Pork and fennel seed are one of my favourite combinations! Fennel is the key ingredient in those amazing Italian sausages that make them taste so delicious. I almost always put pork with fennel, I just can’t resist! I also added a dollop of grain mustard and worcestershire sauce, which always brings out the flavour in meat. First, I sautéed a chopped onion in some oil until soft and translucent.
Then, I added all the filling ingredients to the rissole mix, and mixed well with my hands. Then divided the mixture into 8 small burger shapes. Sometimes rissoles have an oblong shape, like an egg.
These rissoles are so juicy. Like a cross between a meatball and a burger – who could say no? In this recipe, I cooked these on the BBQ grill for 7-10 minutes. However you could also pan fry them for a few minutes and and then finish in the oven until cooked through.

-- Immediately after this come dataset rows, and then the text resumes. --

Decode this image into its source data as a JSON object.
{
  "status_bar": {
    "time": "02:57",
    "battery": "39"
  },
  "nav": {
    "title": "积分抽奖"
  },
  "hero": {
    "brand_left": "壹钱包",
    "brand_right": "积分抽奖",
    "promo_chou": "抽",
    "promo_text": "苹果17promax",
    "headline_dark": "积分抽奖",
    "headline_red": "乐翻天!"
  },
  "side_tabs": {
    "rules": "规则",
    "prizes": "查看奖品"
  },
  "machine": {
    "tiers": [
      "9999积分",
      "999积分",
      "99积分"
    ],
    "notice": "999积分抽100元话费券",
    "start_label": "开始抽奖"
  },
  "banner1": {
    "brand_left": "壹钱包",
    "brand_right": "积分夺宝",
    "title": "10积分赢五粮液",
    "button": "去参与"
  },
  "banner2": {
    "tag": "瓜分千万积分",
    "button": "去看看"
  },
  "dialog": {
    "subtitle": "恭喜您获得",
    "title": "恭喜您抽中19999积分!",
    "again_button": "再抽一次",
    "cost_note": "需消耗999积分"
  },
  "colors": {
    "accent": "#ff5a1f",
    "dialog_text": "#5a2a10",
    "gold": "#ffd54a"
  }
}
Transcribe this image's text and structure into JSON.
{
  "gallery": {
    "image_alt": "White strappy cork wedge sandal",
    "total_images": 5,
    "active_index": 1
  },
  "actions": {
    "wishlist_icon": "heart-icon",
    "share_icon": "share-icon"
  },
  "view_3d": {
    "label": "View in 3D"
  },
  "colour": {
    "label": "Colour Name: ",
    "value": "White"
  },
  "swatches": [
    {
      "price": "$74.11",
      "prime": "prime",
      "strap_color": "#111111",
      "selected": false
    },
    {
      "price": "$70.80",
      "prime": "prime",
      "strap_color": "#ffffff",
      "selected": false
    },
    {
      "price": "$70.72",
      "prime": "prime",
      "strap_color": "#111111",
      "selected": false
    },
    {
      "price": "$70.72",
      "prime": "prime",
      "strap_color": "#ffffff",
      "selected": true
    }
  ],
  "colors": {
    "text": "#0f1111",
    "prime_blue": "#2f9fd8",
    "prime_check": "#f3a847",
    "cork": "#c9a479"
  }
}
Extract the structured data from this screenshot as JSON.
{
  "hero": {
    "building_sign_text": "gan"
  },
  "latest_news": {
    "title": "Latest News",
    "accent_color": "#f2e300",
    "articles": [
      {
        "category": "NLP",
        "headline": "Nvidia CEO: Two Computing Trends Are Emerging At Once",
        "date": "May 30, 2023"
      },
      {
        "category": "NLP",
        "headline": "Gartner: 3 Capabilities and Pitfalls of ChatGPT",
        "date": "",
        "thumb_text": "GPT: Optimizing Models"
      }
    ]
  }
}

I served the pork rissoles with cauliflower cheese casserole and some buttery peas with mint. A simple and delicious family dinner.
Here is your recipe for Honey Mustard and Garlic Pork Rissoles:
- 500g/1lb ground pork
- 1 tbsp fennel seed
- 1 onion finely chopped
- 2 cloves garlic, crushed
- 30g/1/3 cup grated parmesan cheese
- 30g/1/3 cup bread crumbs
- 1 tbsp worcestershire sauce
- 1 tbsp fresh rosemary, chopped
- 1 tsp honey
- 1 tbsp grainy mustard
- 1 tsp salt
- ½ tsp pepper
- Saute the onion in a little oil and butter until soft and translucent, about 10 minutes.
- In a large mixing bowl, add all of the ingredients and mix well by hand. Add the soft onions once cooled slightly.
- Form into patties that are little bigger than a golf ball.
- Heat a BBQ then cook for 10-12 minutes or until cooked through.